The back of the fertilizer bag will provide details on the ingredients.

The back of the fertilizer bag will provide details on the ingredients.

So, what do these individual nutrients of N-P-K do for the plants?  Nitrogen promotes top and leaf growth and is essential to the plant.  It’s transient in soil and will need to be added, at least yearly, depending on what plants you’re growing.  Phosphorus is important for root growth and fruiting, but stays in the soil, so once added should be OK.  This is also the nutrient that promotes algae blooms in Chesapeake Bay, so you’ll rarely see this nutrient in products like lawn fertilizer.  Potassium promotes stem durability and cold hardiness and is also transient in soils, so we’ll have to keep up with this over time.  A N/K ratio of about 1 is probably right for most average plants.

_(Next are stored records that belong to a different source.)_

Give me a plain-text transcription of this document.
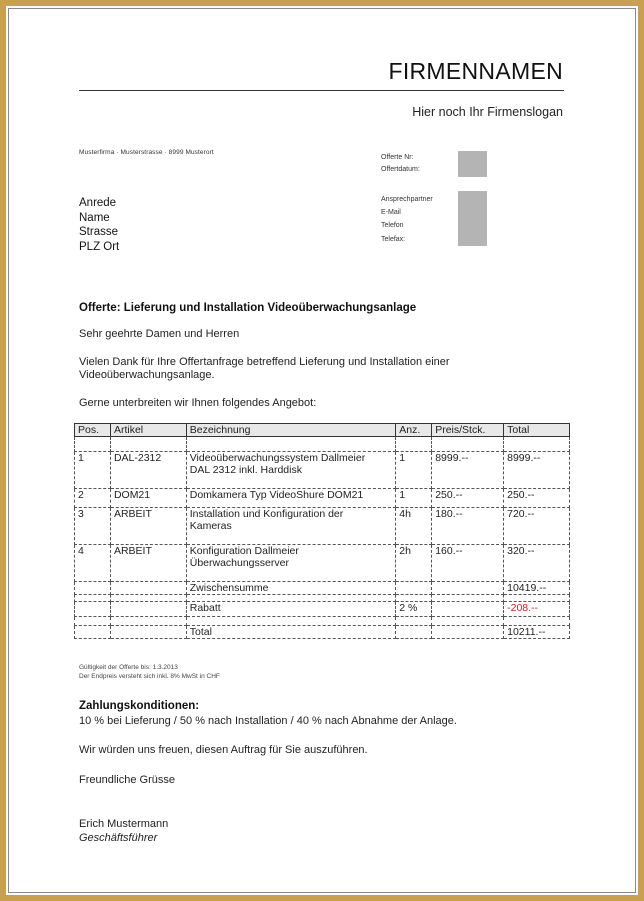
FIRMENNAMEN
Hier noch Ihr Firmenslogan
Musterfirma · Musterstrasse · 8999 Musterort
Offerte Nr:
Offertdatum:
Ansprechpartner
E-Mail
Telefon
Telefax:
Anrede
Name
Strasse
PLZ Ort
Offerte: Lieferung und Installation Videoüberwachungsanlage
Sehr geehrte Damen und Herren
Vielen Dank für Ihre Offertanfrage betreffend Lieferung und Installation einer
Videoüberwachungsanlage.
Gerne unterbreiten wir Ihnen folgendes Angebot:
Pos.	Artikel	Bezeichnung	Anz.	Preis/Stck.	Total

1	DAL-2312	Videoüberwachungssystem Dallmeier
DAL 2312 inkl. Harddisk	1	8999.--	8999.--
2	DOM21	Domkamera Typ VideoShure DOM21	1	250.--	250.--
3	ARBEIT	Installation und Konfiguration der
Kameras	4h	180.--	720.--
4	ARBEIT	Konfiguration Dallmeier
Überwachungsserver	2h	160.--	320.--
		Zwischensumme			10419.--

		Rabatt	2 %		-208.--

		Total			10211.--
Gültigkeit der Offerte bis: 1.3.2013
Der Endpreis versteht sich inkl. 8% MwSt in CHF
Zahlungskonditionen:
10 % bei Lieferung / 50 % nach Installation / 40 % nach Abnahme der Anlage.
Wir würden uns freuen, diesen Auftrag für Sie auszuführen.
Freundliche Grüsse
Erich Mustermann
Geschäftsführer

Soil testing provides your goal

To understand how you can improve your soil and provide your plants with the ingredients they need, you should test.  You can guess at what’s in your soil by observing your plant’s growth, but testing will tell you for sure.  Your county extension agent can help you learn more.  The test results will tell you what’s in your soil currently and make recommendations to improve it for good plant growth.  The recommendations will be expressed in pounds of nutrient per 100 or 1000 square feet. The test will also tell you the pH (measure of acidity), but we’ll talk about that in a separate blog.

The pounds of nutrients recommended is where the numbers on the bag come in. In our original example, 10-10-10 tells you there is 10% N-P-K in the bag by weight.  A 40 pound bag has 4 pounds each of nitrogen, phosphorus and potassium, or 0.4 pounds per pound of fertilizer.  The rest of the bag is an inert filler, which is important because too much nutrient too close to the roots of a plant will burn the roots.  Some of the organic fertilizers are less potent, like Espoma’s Plant-Tone organic fertilizer at 5-3-3,    so they can be added in larger quantity to the garden.

Watering is very important in relation to fertilizer application, and it’s uptake by the plants.  The nutrients in our bag of fertilizer are in the form of nitrates, nitrites, phosphate and potash which break down into charged ions in water.  These ions are then available to be absorbed by plant roots.  98% of the plant’s nutrient needs are absorbed in water taken in by the roots.  Roots encountering dry particles of fertilizer can be damaged.  Adding chemical fertilizers one to two weeks before planting seeds or plants can allow the fertilizer to become mixed in the soil and go into solution.  I’ve had pretty good luck using Plant-Tone at planting time since it’s not too strong, but I always water well after planting.

With the right ingredients, your plants will trhive.

With the right ingredients, your plants will trhive.